Marcus hob den Blick und für den Bruchteil einer Sekunde hätte er schwören können, dass die sonst so toughe Katie Bell zitterte. Die Reaktion ihres Körpers hatte gereicht um ihm zu signalisieren, dass sie nervös war, ängstlich und wie ein Kaninchen, bangend, vor der Schlange hockte.
Ihre Hände lagen bebend in ihrem Schoß, doch ihr Augenmerk galt den hohen Fenstern, die das schwache Licht des Feuers widerspiegelten. Erst jetzt bemerkte er, dass das Mädchen wohl allen Grund hatte, sich zu fürchten, schließlich gab nichts ängstigendes, als das Dunkel der Nacht.
„Könnten wir...", begann sie zögernd, doch als Katie den Blick vom Fenster nahm und den Kopf in seine Richtung wandte, hielt sie inne. Ein gedehnter Seufzer entkam seinen Lippen, ehe sich der hochgewachsene Mann mit einer Hand durch das dunkle Haar fuhr.

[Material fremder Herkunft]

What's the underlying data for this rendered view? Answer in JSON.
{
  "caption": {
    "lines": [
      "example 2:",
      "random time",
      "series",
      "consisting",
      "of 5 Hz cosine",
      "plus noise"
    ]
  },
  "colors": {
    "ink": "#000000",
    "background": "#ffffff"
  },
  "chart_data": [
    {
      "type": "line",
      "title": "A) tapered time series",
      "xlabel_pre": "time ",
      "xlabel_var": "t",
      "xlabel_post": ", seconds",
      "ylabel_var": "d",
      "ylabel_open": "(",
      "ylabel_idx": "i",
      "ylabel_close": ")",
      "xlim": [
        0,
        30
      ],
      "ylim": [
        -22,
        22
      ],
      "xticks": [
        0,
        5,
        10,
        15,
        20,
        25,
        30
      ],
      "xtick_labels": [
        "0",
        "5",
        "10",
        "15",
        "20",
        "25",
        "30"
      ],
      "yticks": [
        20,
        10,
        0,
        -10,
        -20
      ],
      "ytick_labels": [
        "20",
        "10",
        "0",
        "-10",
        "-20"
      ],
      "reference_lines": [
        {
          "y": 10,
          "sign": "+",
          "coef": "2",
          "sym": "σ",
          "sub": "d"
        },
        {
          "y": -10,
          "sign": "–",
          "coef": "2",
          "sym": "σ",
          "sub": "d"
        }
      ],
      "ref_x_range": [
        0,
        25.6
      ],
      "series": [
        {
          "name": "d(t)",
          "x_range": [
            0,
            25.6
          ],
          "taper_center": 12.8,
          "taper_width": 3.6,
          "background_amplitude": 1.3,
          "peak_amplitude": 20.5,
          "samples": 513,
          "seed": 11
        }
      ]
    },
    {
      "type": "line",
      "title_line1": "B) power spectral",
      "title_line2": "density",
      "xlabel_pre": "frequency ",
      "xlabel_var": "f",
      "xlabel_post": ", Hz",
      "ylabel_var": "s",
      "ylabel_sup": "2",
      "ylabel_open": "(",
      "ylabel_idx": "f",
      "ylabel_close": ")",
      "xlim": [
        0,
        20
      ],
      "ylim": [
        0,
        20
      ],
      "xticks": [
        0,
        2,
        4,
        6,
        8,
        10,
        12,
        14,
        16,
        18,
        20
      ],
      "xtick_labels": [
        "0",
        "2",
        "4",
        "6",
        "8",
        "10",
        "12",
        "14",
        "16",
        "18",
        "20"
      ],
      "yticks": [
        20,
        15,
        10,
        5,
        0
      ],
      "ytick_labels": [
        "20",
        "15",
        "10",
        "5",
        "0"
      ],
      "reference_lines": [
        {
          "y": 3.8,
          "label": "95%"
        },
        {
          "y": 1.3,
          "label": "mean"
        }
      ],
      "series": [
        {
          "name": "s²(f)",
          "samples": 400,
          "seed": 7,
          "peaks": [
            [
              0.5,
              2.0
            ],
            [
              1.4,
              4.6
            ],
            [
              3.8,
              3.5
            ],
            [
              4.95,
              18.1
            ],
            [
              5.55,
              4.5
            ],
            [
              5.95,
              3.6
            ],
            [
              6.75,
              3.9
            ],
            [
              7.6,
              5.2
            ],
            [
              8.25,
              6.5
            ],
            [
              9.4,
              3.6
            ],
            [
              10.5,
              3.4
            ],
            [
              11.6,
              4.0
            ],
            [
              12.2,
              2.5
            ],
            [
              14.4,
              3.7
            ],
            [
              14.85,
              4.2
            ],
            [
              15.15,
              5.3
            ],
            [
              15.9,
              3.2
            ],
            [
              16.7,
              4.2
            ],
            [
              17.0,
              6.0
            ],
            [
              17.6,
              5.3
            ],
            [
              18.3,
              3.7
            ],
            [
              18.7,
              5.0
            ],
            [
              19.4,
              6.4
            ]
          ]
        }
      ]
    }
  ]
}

„Du willst mehr Licht?", seine Frage erschien ihm überflüssig, doch Katies Antwort überraschte ihn kaum. Ihr Nicken ließ ihn die Mundwinkel zu einem flüchtigen Grinsen heben. „Wie viel hast du jetzt?"
„Na ja", stotterte sie klein laut und besah sich das Gekritzel auf dem Block, der auf ihren Knien ruhte, „für oberflächliches Umreißen würde es genügen."
„Ich hasse Oberflächlichkeit", sagte er entschieden und erhob sich aus dem Sessel, „Du isst doch mit uns?!"
Verblüffung zeichnete sich auf ihren Zügen ab. Mit seinem Angebot hatte er ihre Zunge zum Schweigen verdammt. Die Bitte, die keine war, traf sie wie ein Quaffle in der Magengrube. Die Sekunden des Widerspruchs vergingen und je mehr Zeit verstrich, desto eher sah sich Marcus in seiner Aufforderung bestätigt.
„Gut", ein breites Grinsen zierte sein Gesicht und auch jetzt noch hielt es nicht für nötig, höflich zu klingen, geschweige denn ihr einen Arm oder gar die Hand zureichen, um ihr aufzuhelfen.